WEDNESDAY, July 6 (HealthDay News) -- Most percutaneous coronary interventions (PCIs) performed for acute indications are appropriate, but for nonacute indications the proportion of inappropriate PCIs is higher, with substantial between-hospital variations, according to a study published in the July 6 issue of the Journal of the American Medical Association.
Paul S. Chan, M.D., from Saint Luke's Mid America Heart and Vascular Institute in Kansas City, Mo., and colleagues investigated the appropriateness of PCI according to the appropriate-use criteria for coronary revascularization. A total of 500,154 PCIs undertaken between July 2009 and September 2010 were analyzed, and were stratified according to indications into acute or nonacute. The proportion of PCIs classified as appropriate, uncertain, or inappropriate, and the extent of hospital variation in inappropriate PCIs were the outcomes measured.

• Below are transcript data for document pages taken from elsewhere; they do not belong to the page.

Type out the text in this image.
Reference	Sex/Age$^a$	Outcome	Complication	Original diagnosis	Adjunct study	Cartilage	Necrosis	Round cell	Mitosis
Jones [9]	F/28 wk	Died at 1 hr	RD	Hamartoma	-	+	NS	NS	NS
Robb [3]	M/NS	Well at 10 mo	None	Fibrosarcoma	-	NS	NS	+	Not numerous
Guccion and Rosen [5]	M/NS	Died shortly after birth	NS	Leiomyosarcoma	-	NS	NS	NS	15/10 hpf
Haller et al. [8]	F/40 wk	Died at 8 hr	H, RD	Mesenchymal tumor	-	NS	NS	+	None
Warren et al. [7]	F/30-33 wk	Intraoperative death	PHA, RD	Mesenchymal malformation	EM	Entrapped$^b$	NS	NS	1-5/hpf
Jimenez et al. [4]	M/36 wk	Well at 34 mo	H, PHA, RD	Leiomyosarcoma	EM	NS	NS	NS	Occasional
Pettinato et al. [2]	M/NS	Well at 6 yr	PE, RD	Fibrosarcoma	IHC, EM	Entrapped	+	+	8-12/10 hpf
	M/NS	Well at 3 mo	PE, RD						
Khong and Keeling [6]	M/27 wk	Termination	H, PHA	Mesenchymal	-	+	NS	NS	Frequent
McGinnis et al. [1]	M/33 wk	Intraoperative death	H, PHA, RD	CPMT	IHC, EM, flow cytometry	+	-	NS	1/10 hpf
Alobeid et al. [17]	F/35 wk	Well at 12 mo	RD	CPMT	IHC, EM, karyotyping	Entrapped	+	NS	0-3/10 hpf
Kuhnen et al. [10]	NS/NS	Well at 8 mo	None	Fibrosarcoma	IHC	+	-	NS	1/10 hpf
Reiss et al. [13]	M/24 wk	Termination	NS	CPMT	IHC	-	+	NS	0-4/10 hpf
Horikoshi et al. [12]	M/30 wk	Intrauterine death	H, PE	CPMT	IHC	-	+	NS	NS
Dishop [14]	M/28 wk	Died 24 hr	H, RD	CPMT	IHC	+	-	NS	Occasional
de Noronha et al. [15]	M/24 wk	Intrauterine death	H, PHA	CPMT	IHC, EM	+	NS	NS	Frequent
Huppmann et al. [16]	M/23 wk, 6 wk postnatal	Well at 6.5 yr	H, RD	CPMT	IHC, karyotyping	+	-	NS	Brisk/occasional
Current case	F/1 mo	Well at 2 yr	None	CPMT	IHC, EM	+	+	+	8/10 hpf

The investigators found that 71.1 percent of the PCIs were for acute and 28.9 percent for nonacute indications. Of the PCIs for acute indications, 98.6 percent were classified as appropriate, 0.3 percent as uncertain, and 1.1 percent as inappropriate. Of the nonacute cases, 50.4 percent were identified as appropriate, 38.0 percent as uncertain, and 11.6 percent as inappropriate. The majority of the inappropriate PCIs for nonacute indications were carried out in patients with suboptimal antianginal therapy, low-risk ischemia on non-invasive stress testing, or no angina. The proportion of inappropriate PCIs for nonacute procedures showed a substantial hospital variation (median hospital rate, 10.8 percent; interquartile range, 6.0 to 16.7 percent), while that for acute indications showed minimal variation.
"In this large contemporary U.S. cohort, nearly all acute PCIs were classified as appropriate. For nonacute indications, however, 12 percent were classified as inappropriate, with substantial variation across hospitals," the authors write.